What impressed me the most about Legends was that it has an old car comfort, but with a new car smell. Legends has all the "old-school" button-mashing, destroying-everything-on-the-screen gameplay but now it comes with flashy 64-bit graphics, loud sounds, huge bosses, and over-the-top spells and special effects. Playing Legends was like being back in those smoke-filled arcades without the being exposed to lethal amounts of second-hand smoke and drunken businessmen. I can never know exactly what it was like to play the original Gauntlet back in the day, but thanks to Legends I am able to get some idea of it. It's excellent multi-player action at its most basic and most addictive level.
Disclaimer: This review is based on the Nintendo 64 version of the game.

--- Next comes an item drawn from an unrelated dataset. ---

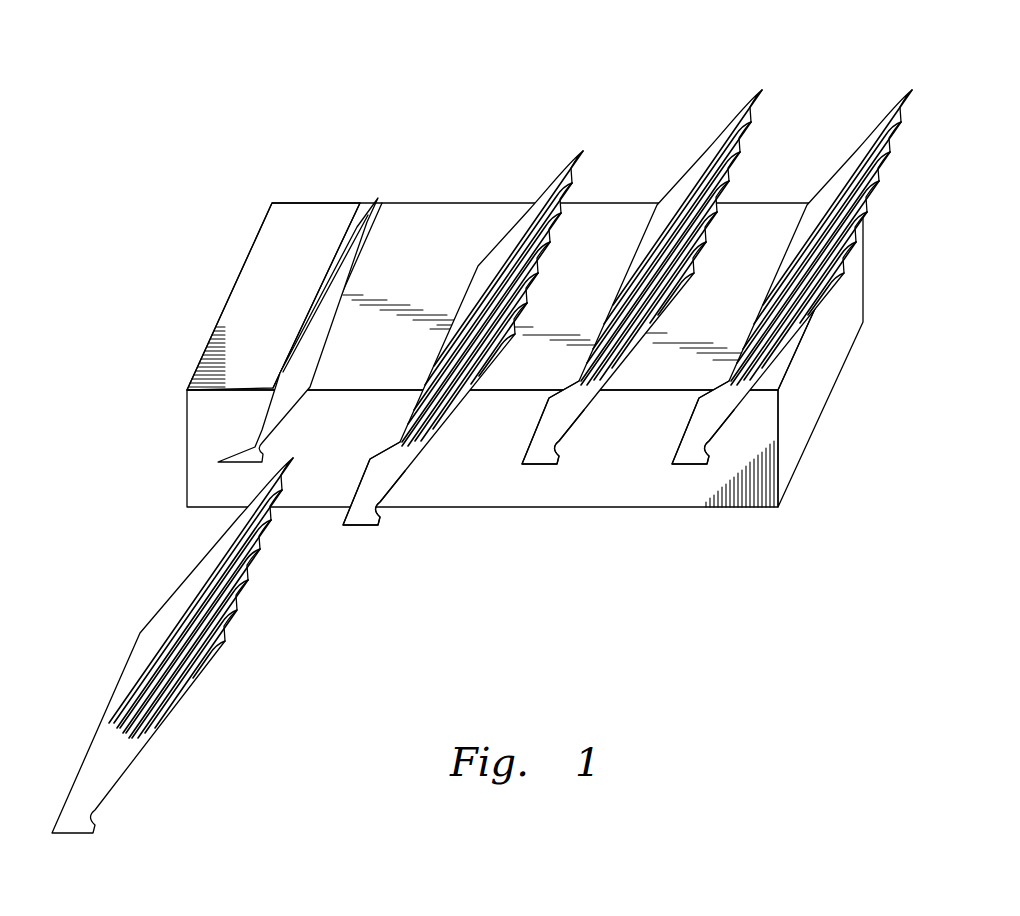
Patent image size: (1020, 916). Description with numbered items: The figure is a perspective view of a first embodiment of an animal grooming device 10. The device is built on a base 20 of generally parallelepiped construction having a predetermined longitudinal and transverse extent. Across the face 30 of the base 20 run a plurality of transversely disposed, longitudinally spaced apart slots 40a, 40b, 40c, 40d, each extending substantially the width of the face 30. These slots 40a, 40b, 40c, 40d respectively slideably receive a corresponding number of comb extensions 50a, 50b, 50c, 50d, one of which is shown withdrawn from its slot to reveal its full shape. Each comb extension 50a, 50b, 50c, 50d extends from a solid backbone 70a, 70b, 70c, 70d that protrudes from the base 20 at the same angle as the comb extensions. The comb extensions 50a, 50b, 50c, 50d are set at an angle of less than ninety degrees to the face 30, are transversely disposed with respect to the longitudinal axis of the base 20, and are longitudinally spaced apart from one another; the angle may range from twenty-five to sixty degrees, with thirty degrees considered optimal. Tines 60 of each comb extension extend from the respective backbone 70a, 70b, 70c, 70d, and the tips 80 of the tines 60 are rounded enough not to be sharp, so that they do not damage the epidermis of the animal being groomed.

According to ESRB, this game contains: Animated Blood, Animated Violence
Parents shouldn't have too many issues with the game. There's killing en masse in this game, but none of it is overly gory or exploitative.
Having a partner or two is also a requirement to fully enjoy this rare cooperative gem. One-player mode will grow difficult and repetitive quickly, but having a partner or two (or even three) will bring another dimension to the game as you and your teammates slowly work out team tactics and strategies.
It's quite a rewarding experience too once your band develops some semblance of gestalt. Gauntlet Legends should appease old-school fans and action fans new to the franchise alike. But those looking for a true role-playing game experience should stay away from this one because it is still, for the most part, a pure-action staple.
The Nintendo 64 version, despite its age, is a solid port with high-quality graphics and four-player mode.
The PlayStation version is a competent port, but it lacks the four-player mode limiting players to two-player action.
The Dreamcast version is the best of the bunch. It sports arcade quality graphics, has four-player support by default and all the sounds and gameplay to go with it.